Levando em conta as considerações que acabamos de formular, agirá com justificável prudência o devedor se, comparecendo a juízo no horário fixado para o cumprimento da obrigação, e lá não estando o credor, solicitar que a secretaria da Vara certifique esse fato nos autos, a fim de evitar que, mais tarde, o credor venha a alegar que a obrigação foi realizada fora do horário estabelecido, e, em consequência, solicite a execução da cláusula penal instituída.

O adjetivo inadimplente, aliás, deve ser inteligido em seu duplo senso: a) inadimplemento absoluto; e b) inadimplemento-mora, subdividindo-se o primeiro em a.a) total e a.b) parcial. No inadimplemento absoluto, não houve o cumprimento da obrigação, nem poderá havê-lo, em decorrência, p. ex., do perecimento do objeto, de culpa do credor etc.; no inadimplemento-mora, a obrigação não foi cumprida no lugar, no tempo ou na forma convencionada, embora permaneça a possibilidade de ser satisfeita. No adimplemento absoluto total a obrigação deixou de ser cumprida em sua integralidade, ao passo que no absoluto parcial o inadimplemento atingiu apenas parte da obrigação.

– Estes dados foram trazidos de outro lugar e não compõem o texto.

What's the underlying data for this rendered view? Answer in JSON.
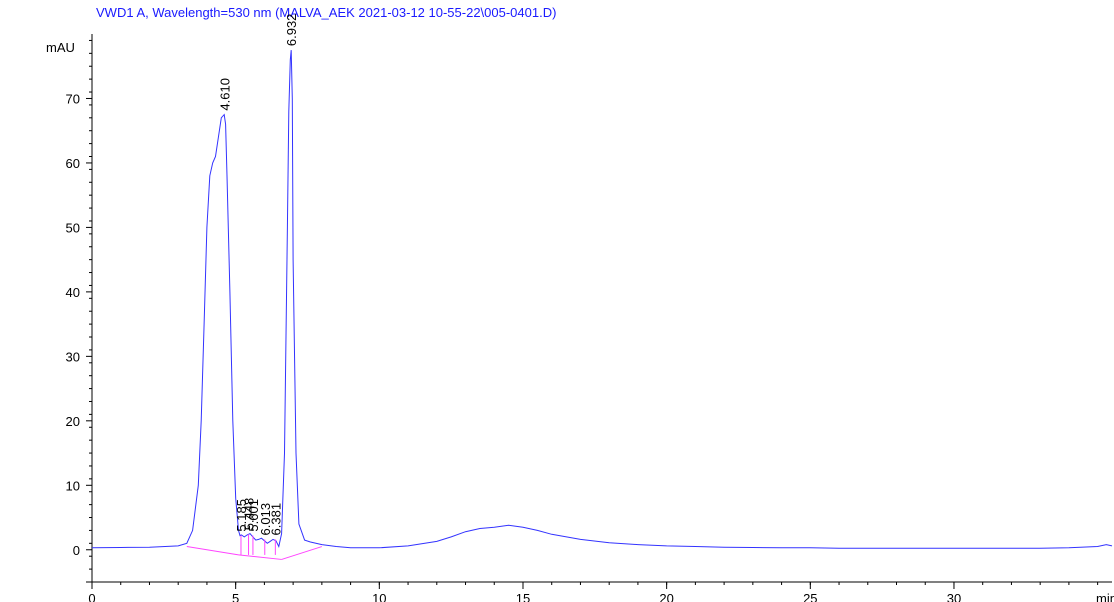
{
  "chart_data": {
    "type": "line",
    "title": "VWD1 A, Wavelength=530 nm (MALVA_AEK 2021-03-12 10-55-22\\005-0401.D)",
    "ylabel": "mAU",
    "xlabel": "min",
    "xlim": [
      0,
      35.5
    ],
    "ylim": [
      -5,
      80
    ],
    "x_ticks": [
      0,
      5,
      10,
      15,
      20,
      25,
      30
    ],
    "x_tick_labels": [
      "0",
      "5",
      "10",
      "15",
      "20",
      "25",
      "30"
    ],
    "y_ticks": [
      0,
      10,
      20,
      30,
      40,
      50,
      60,
      70
    ],
    "y_tick_labels": [
      "0",
      "10",
      "20",
      "30",
      "40",
      "50",
      "60",
      "70"
    ],
    "grid": false,
    "colors": {
      "signal": "#3333ff",
      "baseline": "#ff44ff",
      "title": "#1a1aff",
      "axis": "#000000"
    },
    "series": [
      {
        "x": [
          0,
          1,
          2,
          3,
          3.3,
          3.5,
          3.7,
          3.8,
          3.9,
          4.0,
          4.1,
          4.2,
          4.3,
          4.4,
          4.5,
          4.6,
          4.65,
          4.7,
          4.8,
          4.9,
          5.0,
          5.1,
          5.15,
          5.2,
          5.3,
          5.4,
          5.5,
          5.6,
          5.7,
          5.8,
          5.9,
          6.0,
          6.1,
          6.2,
          6.3,
          6.4,
          6.5,
          6.6,
          6.7,
          6.8,
          6.85,
          6.9,
          6.932,
          6.97,
          7.0,
          7.1,
          7.2,
          7.4,
          7.6,
          8.0,
          8.5,
          9,
          10,
          11,
          12,
          12.5,
          13,
          13.5,
          14,
          14.5,
          15,
          15.5,
          16,
          17,
          18,
          19,
          20,
          21,
          22,
          23,
          24,
          25,
          26,
          27,
          28,
          29,
          30,
          31,
          32,
          33,
          34,
          35,
          35.3,
          35.5
        ],
        "y": [
          0.3,
          0.35,
          0.4,
          0.6,
          1.0,
          3.0,
          10.0,
          20.0,
          35.0,
          50.0,
          58.0,
          60.0,
          61.0,
          64.0,
          67.0,
          67.5,
          66.0,
          58.0,
          40.0,
          20.0,
          8.0,
          3.0,
          2.2,
          2.3,
          2.0,
          2.3,
          2.5,
          2.0,
          1.5,
          1.6,
          1.8,
          1.4,
          1.0,
          1.3,
          1.6,
          1.4,
          0.5,
          2.5,
          15.0,
          50.0,
          68.0,
          76.0,
          77.5,
          70.0,
          45.0,
          15.0,
          4.0,
          1.5,
          1.2,
          0.8,
          0.5,
          0.3,
          0.3,
          0.6,
          1.3,
          2.0,
          2.8,
          3.3,
          3.5,
          3.8,
          3.5,
          3.0,
          2.4,
          1.6,
          1.1,
          0.8,
          0.6,
          0.5,
          0.4,
          0.35,
          0.3,
          0.3,
          0.25,
          0.25,
          0.25,
          0.25,
          0.25,
          0.25,
          0.25,
          0.25,
          0.3,
          0.5,
          0.8,
          0.6
        ]
      }
    ],
    "baselines": [
      {
        "x": [
          3.3,
          5.1
        ],
        "y": [
          0.5,
          -0.8
        ]
      },
      {
        "x": [
          5.1,
          6.6
        ],
        "y": [
          -0.8,
          -1.5
        ]
      },
      {
        "x": [
          6.6,
          8.0
        ],
        "y": [
          -1.5,
          0.5
        ]
      }
    ],
    "peaks": [
      {
        "rt": 4.61,
        "label": "4.610",
        "height": 67.5
      },
      {
        "rt": 5.185,
        "label": "5.185",
        "height": 2.2
      },
      {
        "rt": 5.448,
        "label": "5.448",
        "height": 2.4
      },
      {
        "rt": 5.601,
        "label": "5.601",
        "height": 2.2
      },
      {
        "rt": 6.013,
        "label": "6.013",
        "height": 1.6
      },
      {
        "rt": 6.381,
        "label": "6.381",
        "height": 1.6
      },
      {
        "rt": 6.932,
        "label": "6.932",
        "height": 77.5
      }
    ]
  }
}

Pontes de Miranda, com habitual mestria, alerta ao fato de inexistir sinonímia entre os conceitos de dívida e de obrigação: “Quem deve está em posição de ter o dever de adimplir, mas pode não estar obrigado a isso. Então, há o dever, e não há a obrigação (...). Quem deve, e não é obrigado, não pode ser constrangido a adimplir, nem sofre consequências do inadimplemento (...). Quem deve e não está obrigado, como quem deve e está obrigado, e presta, satisfaz e libera-se. Se deve e não está obrigado, e não inadimple, nada pode contra o devedor, o credor. Se deve, e está obrigado, e não adimple, incorre em mora. Expõe-se a que o credor exerça o direito de resolução ou de resilição por inadimplemento” (Tratado, 26, § 3.102, p. 5, n. 1).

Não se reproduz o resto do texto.